Estimado Editor: Tras la instauración de la vacuna para SARS-CoV-2 en la población general, hemos asistido a un descenso en el número de ingresos por neumonía causada por este virus, impresionando de un curso más indolente con una menor mortalidad por el mismo [1]. Sin embargo, dado que la eficacia de la vacunación ha sido mundialmente debatida [2], pretendemos analizar con este estudio las características de los pacientes que a pesar de la vacunación han presentado neumonía y han requerido de ingreso hospitalario y cuáles han sido los factores de mal pronóstico.
Se trata de un estudio observacional retrospectivo, en el que recopilamos variables demográficas, clínicas y analíticas de todos los pacientes vacunados frente a SARS-CoV-2 (pauta completa para esa fecha: 2 dosis; “pauta incompleta”: 1 dosis) que ingresaron a lo largo del año 2021 en nuestro hospital (hospital comarcal) con diagnóstico clínico/radiológico de neumonía COVID-19. Realizamos el análisis estadístico de las variables estudiadas utilizando el programa SPSS, empleando los estadísticos Chi cuadrado y t de Student, con un nivel de significación del 0.05.
Ingresaron un total de 183 pacientes. Con una edad media de 71,05 ± 15,28 años. El 40.4% fueron mujeres. 29 pacientes estaban institucionalizados (15,8%). El tiempo medio desde el inicio de síntomas al ingreso fue de 6,92 ± 4,28 días. La estancia media hospitalaria fue de 9,31 ± 8,33 días.
Al ingreso 39 pacientes (21,3%) presentaba neumonía con criterios de gravedad (PAFI inferior a 300). La PAFI media al ingreso fue de 372,58 ± 211,50. El 10,9% presentó clínica digestiva asociada. El 20,8% estaban obesos, el 14,2% padecía enfermedad respiratoria previa, el 16,4% eran fumadores, el 26,8% eran diabéticos, el 19,1% tenían enfermedad renal crónica, el 13,1% eran pacientes oncológicos, el 3,8% presentaban hepatopatía, el 6% eran inmunodeprimidos (uso crónico de corticoterapia, o fármacos biológicos, o VIH).
En cuanto a parámetros inflamatorios analíticos, observamos que el valor medio de PCR fue de 10,52 ± 17,05 mg/dl, la cifra media de Dímero D fue de 1740,11 ± 3889,842 mcg/ml y de ferritina 1142,81 ± 5488,496 ng/mL. La media de linfocitos fue 2490,45 ± 5095,87.
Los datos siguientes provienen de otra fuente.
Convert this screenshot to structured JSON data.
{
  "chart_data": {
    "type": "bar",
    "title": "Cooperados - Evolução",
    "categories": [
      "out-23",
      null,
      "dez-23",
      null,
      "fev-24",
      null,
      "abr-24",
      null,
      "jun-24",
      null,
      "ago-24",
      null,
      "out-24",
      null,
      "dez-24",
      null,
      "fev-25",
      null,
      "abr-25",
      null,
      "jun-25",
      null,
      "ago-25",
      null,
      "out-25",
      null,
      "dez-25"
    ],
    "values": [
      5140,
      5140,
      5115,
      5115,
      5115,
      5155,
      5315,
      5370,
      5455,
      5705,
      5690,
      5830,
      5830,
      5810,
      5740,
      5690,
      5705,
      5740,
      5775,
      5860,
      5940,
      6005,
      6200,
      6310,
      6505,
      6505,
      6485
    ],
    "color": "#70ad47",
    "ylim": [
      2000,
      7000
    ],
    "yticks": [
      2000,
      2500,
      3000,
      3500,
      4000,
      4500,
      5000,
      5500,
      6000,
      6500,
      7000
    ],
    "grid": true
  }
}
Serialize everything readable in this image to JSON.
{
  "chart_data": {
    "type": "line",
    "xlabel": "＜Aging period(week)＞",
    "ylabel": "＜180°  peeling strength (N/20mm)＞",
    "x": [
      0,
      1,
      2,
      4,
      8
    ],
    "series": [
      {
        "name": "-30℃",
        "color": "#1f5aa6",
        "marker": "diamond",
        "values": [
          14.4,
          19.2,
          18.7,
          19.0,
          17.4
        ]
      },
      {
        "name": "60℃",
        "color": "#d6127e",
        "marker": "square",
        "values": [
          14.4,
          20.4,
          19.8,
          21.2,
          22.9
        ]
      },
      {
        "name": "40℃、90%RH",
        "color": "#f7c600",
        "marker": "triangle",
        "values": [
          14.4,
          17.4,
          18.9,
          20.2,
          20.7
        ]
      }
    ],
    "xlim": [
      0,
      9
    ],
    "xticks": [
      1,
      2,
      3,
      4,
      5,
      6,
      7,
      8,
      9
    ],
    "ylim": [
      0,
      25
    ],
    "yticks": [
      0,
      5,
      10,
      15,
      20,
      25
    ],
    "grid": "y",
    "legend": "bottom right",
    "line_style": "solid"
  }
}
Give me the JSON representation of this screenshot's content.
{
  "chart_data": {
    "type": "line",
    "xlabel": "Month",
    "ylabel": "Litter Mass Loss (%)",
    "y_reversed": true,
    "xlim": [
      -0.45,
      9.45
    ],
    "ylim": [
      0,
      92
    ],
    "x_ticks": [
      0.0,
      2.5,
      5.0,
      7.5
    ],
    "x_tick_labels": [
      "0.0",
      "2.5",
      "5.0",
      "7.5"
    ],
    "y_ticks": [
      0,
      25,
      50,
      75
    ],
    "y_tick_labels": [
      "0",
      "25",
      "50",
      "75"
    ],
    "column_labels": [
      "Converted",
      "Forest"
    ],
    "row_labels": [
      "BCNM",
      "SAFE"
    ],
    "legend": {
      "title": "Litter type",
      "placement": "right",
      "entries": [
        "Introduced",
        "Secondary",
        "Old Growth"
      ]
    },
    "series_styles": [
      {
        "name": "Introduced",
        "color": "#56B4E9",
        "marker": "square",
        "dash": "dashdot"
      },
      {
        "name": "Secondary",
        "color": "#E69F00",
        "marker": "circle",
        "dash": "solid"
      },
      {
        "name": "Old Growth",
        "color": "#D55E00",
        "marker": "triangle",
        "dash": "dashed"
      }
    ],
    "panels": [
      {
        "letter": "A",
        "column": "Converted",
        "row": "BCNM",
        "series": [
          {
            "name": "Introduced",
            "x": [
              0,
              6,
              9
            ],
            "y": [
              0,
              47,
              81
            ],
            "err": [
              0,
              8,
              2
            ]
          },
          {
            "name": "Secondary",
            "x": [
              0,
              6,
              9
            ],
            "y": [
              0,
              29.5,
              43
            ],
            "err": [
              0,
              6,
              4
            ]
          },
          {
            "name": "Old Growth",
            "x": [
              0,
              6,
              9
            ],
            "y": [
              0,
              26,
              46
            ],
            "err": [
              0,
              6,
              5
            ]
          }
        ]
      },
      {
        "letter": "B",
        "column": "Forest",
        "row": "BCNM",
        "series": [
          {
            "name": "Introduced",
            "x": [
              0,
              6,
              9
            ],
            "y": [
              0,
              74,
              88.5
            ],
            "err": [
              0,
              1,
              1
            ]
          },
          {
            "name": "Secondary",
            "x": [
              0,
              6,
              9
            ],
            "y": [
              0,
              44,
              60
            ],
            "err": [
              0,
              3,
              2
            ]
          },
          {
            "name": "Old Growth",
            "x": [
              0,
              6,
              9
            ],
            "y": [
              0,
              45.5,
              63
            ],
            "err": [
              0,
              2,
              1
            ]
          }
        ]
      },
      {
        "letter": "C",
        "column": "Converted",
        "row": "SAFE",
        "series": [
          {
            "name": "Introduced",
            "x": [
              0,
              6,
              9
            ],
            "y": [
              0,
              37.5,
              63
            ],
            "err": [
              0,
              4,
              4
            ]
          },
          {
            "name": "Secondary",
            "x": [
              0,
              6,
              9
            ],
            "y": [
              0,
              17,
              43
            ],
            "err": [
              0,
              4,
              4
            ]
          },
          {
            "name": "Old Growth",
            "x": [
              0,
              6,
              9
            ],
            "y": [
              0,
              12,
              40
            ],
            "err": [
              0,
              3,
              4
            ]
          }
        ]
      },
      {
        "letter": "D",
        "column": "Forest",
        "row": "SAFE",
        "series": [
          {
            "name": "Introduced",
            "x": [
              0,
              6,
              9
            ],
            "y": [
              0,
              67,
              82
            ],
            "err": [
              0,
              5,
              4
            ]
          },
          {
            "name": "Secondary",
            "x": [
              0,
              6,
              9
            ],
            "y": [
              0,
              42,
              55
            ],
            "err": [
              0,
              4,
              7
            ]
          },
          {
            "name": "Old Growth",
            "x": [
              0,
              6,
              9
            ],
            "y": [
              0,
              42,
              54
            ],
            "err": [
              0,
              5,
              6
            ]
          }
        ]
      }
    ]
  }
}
En cuanto al tratamiento instaurado al ingreso se pautaron broncodilatadores inhalados a un 13,7%, broncodilatadores nebulizados al 12%, remdesivir al 5,5%, tocilizumab al 8,2% y antibioterapia a un 49,7%.
En la tabla 1 adjuntamos los datos que relacionan la vacunación con la evolución clínica.
Tabla 1.
Tasas de vacunación y evolución clínica
| Vacunación completa | No vacunación completa | Total | |
|---|---|---|---|
| No traslado a UCI | 107 (58,5%) | 40 (21,8%) | 147 (80,3%) |
| Traslado a UCI | 15 (8,2%) | 12 (6,6%) | 27 (14,8%) |
| Éxitus | 0 (0%) | 9 (4,9%) | 9 (4,9%) |
| Total | 122 (66,6%) | 61 (33,4%) | 183 (100%) |
Del grupo de los pacientes con pauta de vacunación completa no falleció ningún paciente (p=0,03).
Las variables que relacionaron de forma estadísticamente significativa con traslado a UCI fueron la edad (p=0,03), la PaFi (p< 0,001), y niveles altos de dímero D, (p= 0,04), PCR (p= 0,001) y ferritina (p= 0,011).
Falleció en el Hospital Sierrallana el 4,9% del total de pacientes de la muestra (9 pacientes) (todos con una pauta “incompleta” de vacunación), siendo la edad, la PaFi, estar institucionalizado previamente y los días desde la instauración de síntomas hasta el ingreso, las variables que implicaron más mortalidad (significación de p<0,0001 -relación directa-, p=0,001 – relación inversa-, p=0,009 y p=0,001 – relación di-recta - respectivamente). No encontramos relación estadística entre mayor mortalidad y el sexo, el tipo de vacuna recibida, padecer síntomas digestivos o los valores de PCR, dímero D y ferritina.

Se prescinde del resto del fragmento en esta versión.